Seppuku was the Samurai method of ritual suicide. Samurai committed seppuku to atone for failure and to restore honor. I am not a Samurai, but I understand the simple beauty of this sacrifice. The atonement, the absolution. Not being Christian brings the freedom to not believe I will be sentenced to an eternity of torment for taking my own life. Believing, as I do, that energy can be neither created nor destroyed, I must therefore believe that my lifeforce will continue on in some way. In effect, suicide is not the end, merely the end of this life. Reincarnation, but with no karmic consequence. The Threefold Law applies only to those who believe it.

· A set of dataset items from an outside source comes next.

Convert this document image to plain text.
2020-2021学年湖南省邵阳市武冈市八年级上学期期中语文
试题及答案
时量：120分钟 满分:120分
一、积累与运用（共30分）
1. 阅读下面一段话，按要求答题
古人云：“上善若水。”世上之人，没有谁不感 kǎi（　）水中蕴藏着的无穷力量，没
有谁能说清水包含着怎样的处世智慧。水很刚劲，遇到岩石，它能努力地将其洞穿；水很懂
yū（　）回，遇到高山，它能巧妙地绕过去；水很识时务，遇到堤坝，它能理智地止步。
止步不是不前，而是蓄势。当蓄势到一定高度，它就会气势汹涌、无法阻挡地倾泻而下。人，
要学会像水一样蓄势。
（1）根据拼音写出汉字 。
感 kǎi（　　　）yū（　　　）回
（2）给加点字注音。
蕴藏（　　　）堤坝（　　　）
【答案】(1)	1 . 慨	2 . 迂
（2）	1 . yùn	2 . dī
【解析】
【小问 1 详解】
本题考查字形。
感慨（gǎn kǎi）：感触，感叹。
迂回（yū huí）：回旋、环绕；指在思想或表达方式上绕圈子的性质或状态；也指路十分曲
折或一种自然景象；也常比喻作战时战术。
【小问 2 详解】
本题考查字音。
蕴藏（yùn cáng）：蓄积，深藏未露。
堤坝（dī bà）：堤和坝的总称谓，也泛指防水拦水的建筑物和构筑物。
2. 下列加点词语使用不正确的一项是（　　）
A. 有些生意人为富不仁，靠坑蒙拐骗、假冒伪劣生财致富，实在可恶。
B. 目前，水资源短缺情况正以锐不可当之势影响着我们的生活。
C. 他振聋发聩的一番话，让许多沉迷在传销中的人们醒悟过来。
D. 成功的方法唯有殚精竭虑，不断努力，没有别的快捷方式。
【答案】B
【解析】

And so, while my comrades contemplate trivialities, I dwell on matters of life and death. I do constant double-takes, people who look like my visions. I am haunted by specters, usually standing or walking, sometimes disfigured, always looking at me with dead eyes. At times I am forced to consider whether I really am haunted by spirits from the past. The Headless Horseman, with a modern twist.
It was once said, "Whom the gods would destroy, they must first drive mad." Nietzsche said, "Dreadful experiences raise the question whether he who experienced them is not something dreadful also." Arthur Schopenhauer said, "They tell us that suicide is the greatest piece of cowardice... that suicide is wrong; when it is quite obvious that there is nothing in the world to which every man has a more unassailable title than to his own life and person."
I could go on; I have a philosophical bent and the internet is friend to poet and pornographer alike.
This has been my confession and argument, phrased (I hope) more eloquently than I could have managed orally. Some things are better written, and some words sound wildly out-of-place when pronounced.
I have no plans for the future. How can I think of the future when I live in the past? Time is a river that flows forever forward, but I got off the boat.